Ich kann Arctic MX-2 empfehlen, die habe ich überall bei mir drauf.


----------



## Moose83 (27. März 2011)

*AW: Aktuell beste Wärmeleitpaste ?*



cann0nf0dder schrieb:


> hab die pk-1 vor paar monaten ausm system entfernt, seitdem nutz ich die ic diamond , die temps liegen ca 2-4 grad niedriger als mit der pk-1, verarbeitung ist aber aufgrund der hohen viskosität gewönungsbedürtig, fand ich zummindest


 
Blödsinn, da hast du definitiv was falsch gemacht, tut mir leid Wo sollen denn bitte die 2-4 Grad herkommen, da haste die falsch aufgetragen, weil die PK-1 ist definitiv besser


----------



## BautznerSnef (27. März 2011)

*AW: Aktuell beste Wärmeleitpaste ?*

Dem stimme ich zu!  Die einzigste WLP die fast rankommt ist die MX-4.


----------



## Moose83 (27. März 2011)

*AW: Aktuell beste Wärmeleitpaste ?*

Nö, die MX-4 ist um 0,5 Grad besser, lässt sich aber schwer verteilen


----------



## euMelBeumel (27. März 2011)

*AW: Aktuell beste Wärmeleitpaste ?*

Laut Test ist die sogar besser, wie schon oben erwähnt.

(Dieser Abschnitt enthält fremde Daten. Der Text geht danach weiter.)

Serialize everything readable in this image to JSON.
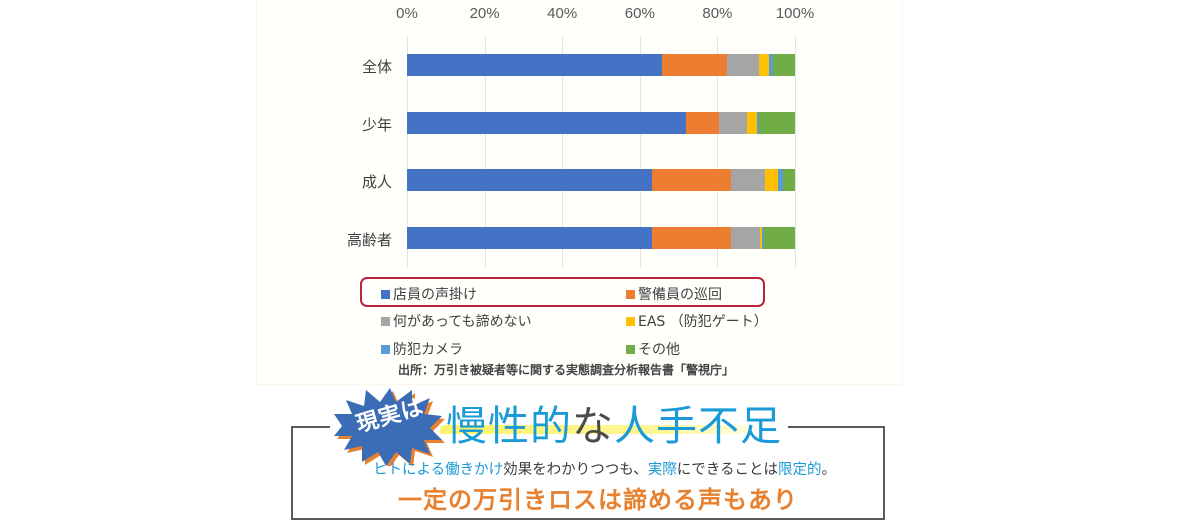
{
  "chart_data": {
    "type": "bar",
    "orientation": "horizontal-stacked-100",
    "title": "",
    "categories": [
      "全体",
      "少年",
      "成人",
      "高齢者"
    ],
    "series": [
      {
        "name": "店員の声掛け",
        "color": "#4472c4",
        "values": [
          65.6,
          72.0,
          63.2,
          63.2
        ]
      },
      {
        "name": "警備員の巡回",
        "color": "#ed7d31",
        "values": [
          16.9,
          8.4,
          20.4,
          20.2
        ]
      },
      {
        "name": "何があっても諦めない",
        "color": "#a5a5a5",
        "values": [
          8.1,
          7.3,
          8.8,
          7.6
        ]
      },
      {
        "name": "EAS （防犯ゲート）",
        "color": "#ffc000",
        "values": [
          2.6,
          2.4,
          3.2,
          0.6
        ]
      },
      {
        "name": "防犯カメラ",
        "color": "#5b9bd5",
        "values": [
          1.1,
          0.6,
          1.2,
          0.4
        ]
      },
      {
        "name": "その他",
        "color": "#70ad47",
        "values": [
          5.7,
          9.3,
          3.2,
          8.0
        ]
      }
    ],
    "xlabel": "",
    "ylabel": "",
    "xlim": [
      0,
      100
    ],
    "x_ticks": [
      "0%",
      "20%",
      "40%",
      "60%",
      "80%",
      "100%"
    ],
    "grid": true,
    "legend_position": "bottom",
    "highlighted_legend_entries": [
      "店員の声掛け",
      "警備員の巡回"
    ]
  },
  "axis": {
    "ticks": [
      "0%",
      "20%",
      "40%",
      "60%",
      "80%",
      "100%"
    ]
  },
  "categories": [
    "全体",
    "少年",
    "成人",
    "高齢者"
  ],
  "legend": [
    {
      "label": "店員の声掛け",
      "color": "#4472c4"
    },
    {
      "label": "警備員の巡回",
      "color": "#ed7d31"
    },
    {
      "label": "何があっても諦めない",
      "color": "#a5a5a5"
    },
    {
      "label": "EAS （防犯ゲート）",
      "color": "#ffc000"
    },
    {
      "label": "防犯カメラ",
      "color": "#5b9bd5"
    },
    {
      "label": "その他",
      "color": "#70ad47"
    }
  ],
  "source": "出所：万引き被疑者等に関する実態調査分析報告書「警視庁」",
  "callout": {
    "badge": "現実は",
    "headline_part1": "慢性的",
    "headline_part2": "な",
    "headline_part3": "人手不足",
    "sub_parts": [
      {
        "text": "ヒトによる働きかけ",
        "blue": true
      },
      {
        "text": "効果をわかりつつも、",
        "blue": false
      },
      {
        "text": "実際",
        "blue": true
      },
      {
        "text": "にできることは",
        "blue": false
      },
      {
        "text": "限定的",
        "blue": true
      },
      {
        "text": "。",
        "blue": false
      }
    ],
    "conclusion": "一定の万引きロスは諦める声もあり"
  },
  "colors": {
    "accent_blue": "#1a9ad6",
    "accent_orange": "#e8812f",
    "highlight_box": "#b5273a",
    "badge_blue": "#3b6db6"
  }
}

In diesem Bereich muss man eben schauen welche sich gut verarbeiten lässt oder das beste P/L-Verhältnis bietet, da die High-End Pasten eh alle nur max. 1K Temperaturunterschied produzieren.

edit: zu lahm


----------



## Moose83 (27. März 2011)

*AW: Aktuell beste Wärmeleitpaste ?*

Deswegen sag ich ja, entweder PK-1 oder MX-4, benutze jetzt selbst die MX-4 und mittlerweile klappt die Verteilung sehr gut


----------



## BautznerSnef (27. März 2011)

*AW: Aktuell beste Wärmeleitpaste ?*

Wenn man ne ordentliche Spachtel hat!


----------



## schlappe89 (27. März 2011)

*AW: Aktuell beste Wärmeleitpaste ?*

Finger + Plastikfolie ist für mich das beste.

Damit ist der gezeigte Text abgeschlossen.